In this regard, death introduces a radical separation between these two forms. The grammatical expression of subjectivity, the pronoun “I,” always disappears before self-consciousness. As human beings, we lose the capacity of saying “I” before having the knowledge of this loss. Death is then a pure and radical experience of subjectivity, in the fact that no one else can have this experience for me. At the very moment of the end of my life, the first person always disappears before me. I will never be able to say “I am dead.” Death is then the real disappearance of the subjectivity, while Ego will never be able to know that. There is no self-consciousness of death, because the subject of the enunciation (“I”) always disappears before the object of the statement (“me”). Freud expresses this paradox through this classic formula: “There is no possible representation of one own’s death” (Freud 1989 [1915]). In other words, Ego will never have any knowledge of the reality of its disappearance and will not have any representation of this paradoxical reality.

But what happens when self-consciousness is not already there or disappears before the subject of enunciation? According to the previous definition, as far as “I,” the first person as a subject, is present, it is not death, rather a form of life different from the usual one. In other words, what is a life with no awareness of the past and, moreover, no need to refer to any kind of personal or collective past, although the subject of the enunciation is still present: an “I” with no “me.”

This issue leads to the third consequence raised by Clara Han’s book. It is about memory and our modern sense of identity in relation to this oscillation between the subject of the enunciation (“I”) and the object, the self-consciousness as a social construction. If the paradox between the first person as subject of enunciation and object of the statement defines all human being, it has some exceptions.
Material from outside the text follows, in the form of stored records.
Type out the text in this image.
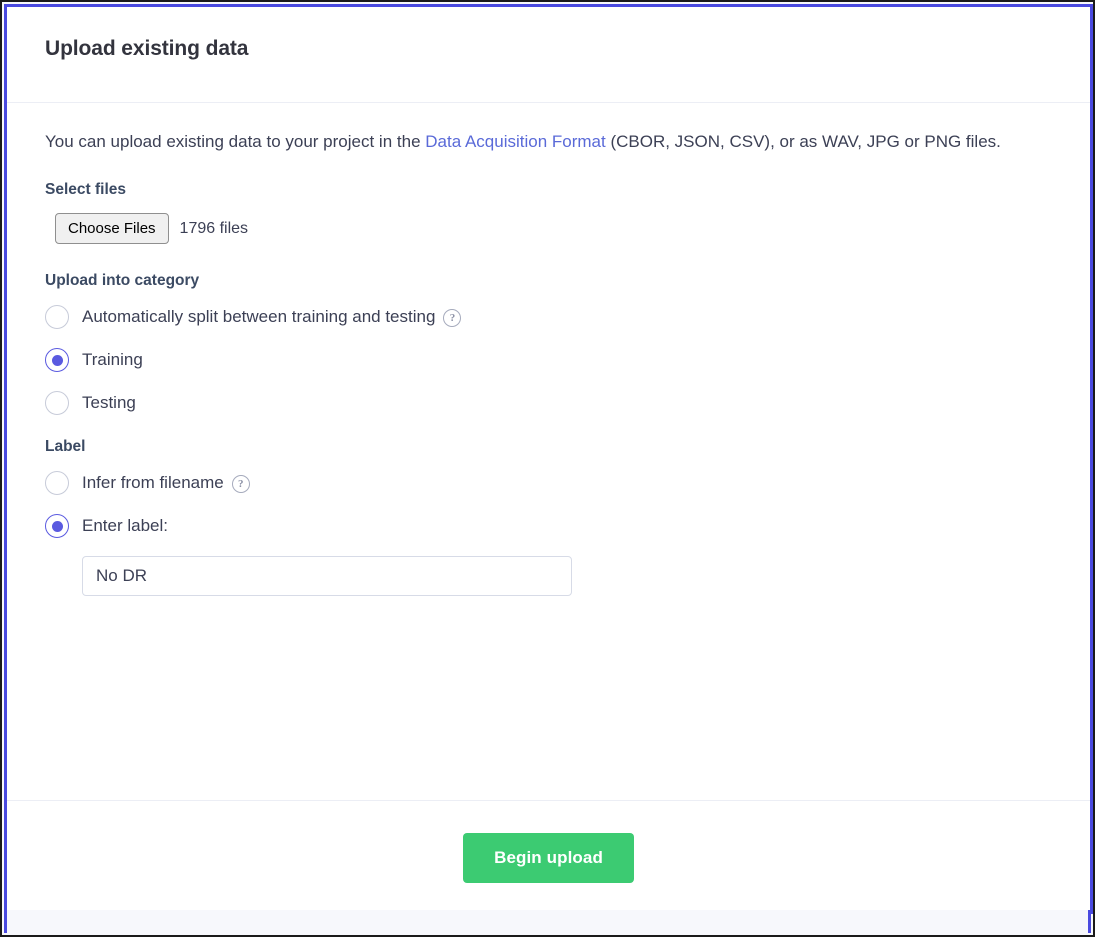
Upload existing data

You can upload existing data to your project in the Data Acquisition Format (CBOR, JSON, CSV), or as WAV, JPG or PNG files.

Select files
Choose Files	1796 files
Upload into category
Automatically split between training and testing	?
Training
Testing
Label
Infer from filename	?
Enter label:
No DR
Begin upload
In childhood, for instance, the self-consciousness is less a process of knowledge than a kind of performative declaration of the first person. “Seeing like a child” is therefore a way to express the existence of a first person, Clara Han’s “I,” at a time where memory, history, and even past were not required to define Ego. This is the strong affirmation of a grammatical subjectivity that can be read throughout the book. It is a way to question the need of a past history and, furthermore, of a memory to qualify the modern subject, which is in fact only a social construction. For children, saying “I” is clearly sufficient to have the sense of being. There is no need at this age for any other construction of an inner psychological reality, and especially no need for them to have the knowledge of a personal or family past history.

Aging and dementia share quite the same relationship with memory and past history. This is the reason why Clara’s book is so powerful in its attempt to demonstrate, and perform at the same time, how we, in our modern world, associate self-consciousness, identity, memory, and personal and collective past history.
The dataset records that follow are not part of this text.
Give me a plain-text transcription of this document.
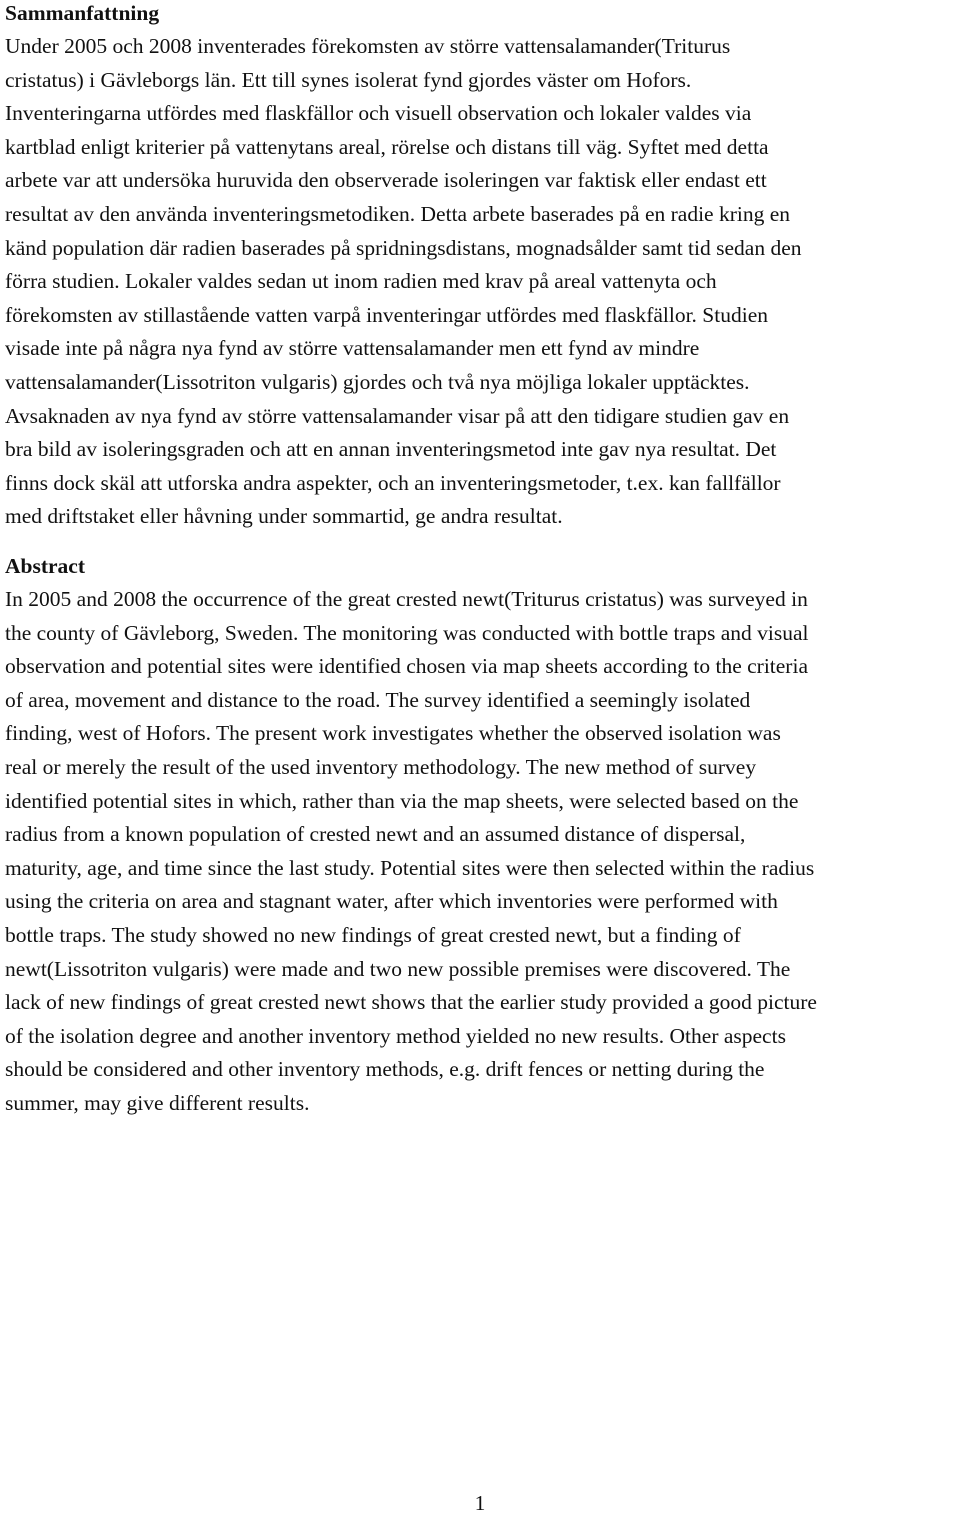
Sammanfattning

Under 2005 och 2008 inventerades förekomsten av större vattensalamander(Triturus
cristatus) i Gävleborgs län. Ett till synes isolerat fynd gjordes väster om Hofors.
Inventeringarna utfördes med flaskfällor och visuell observation och lokaler valdes via
kartblad enligt kriterier på vattenytans areal, rörelse och distans till väg. Syftet med detta
arbete var att undersöka huruvida den observerade isoleringen var faktisk eller endast ett
resultat av den använda inventeringsmetodiken. Detta arbete baserades på en radie kring en
känd population där radien baserades på spridningsdistans, mognadsålder samt tid sedan den
förra studien. Lokaler valdes sedan ut inom radien med krav på areal vattenyta och
förekomsten av stillastående vatten varpå inventeringar utfördes med flaskfällor. Studien
visade inte på några nya fynd av större vattensalamander men ett fynd av mindre
vattensalamander(Lissotriton vulgaris) gjordes och två nya möjliga lokaler upptäcktes.
Avsaknaden av nya fynd av större vattensalamander visar på att den tidigare studien gav en
bra bild av isoleringsgraden och att en annan inventeringsmetod inte gav nya resultat. Det
finns dock skäl att utforska andra aspekter, och an inventeringsmetoder, t.ex. kan fallfällor
med driftstaket eller håvning under sommartid, ge andra resultat.

Abstract

In 2005 and 2008 the occurrence of the great crested newt(Triturus cristatus) was surveyed in
the county of Gävleborg, Sweden. The monitoring was conducted with bottle traps and visual
observation and potential sites were identified chosen via map sheets according to the criteria
of area, movement and distance to the road. The survey identified a seemingly isolated
finding, west of Hofors. The present work investigates whether the observed isolation was
real or merely the result of the used inventory methodology. The new method of survey
identified potential sites in which, rather than via the map sheets, were selected based on the
radius from a known population of crested newt and an assumed distance of dispersal,
maturity, age, and time since the last study. Potential sites were then selected within the radius
using the criteria on area and stagnant water, after which inventories were performed with
bottle traps. The study showed no new findings of great crested newt, but a finding of
newt(Lissotriton vulgaris) were made and two new possible premises were discovered. The
lack of new findings of great crested newt shows that the earlier study provided a good picture
of the isolation degree and another inventory method yielded no new results. Other aspects
should be considered and other inventory methods, e.g. drift fences or netting during the
summer, may give different results.

1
In dementia, at the opposite of biological death, where “I” (the subject of the enunciation) disappears before “me” (the self-consciousness), here “me” disappears while “I” is still there. It could be the paradigmatic definition of social death in our modern language. A pure Subject of enunciation with no self-consciousness because there is no more memory.

Through the metaphor of seeing like a child, Clara Han reveals like no one before her the strength of this social construction between identity, memory, and self-consciousness in ordinary life.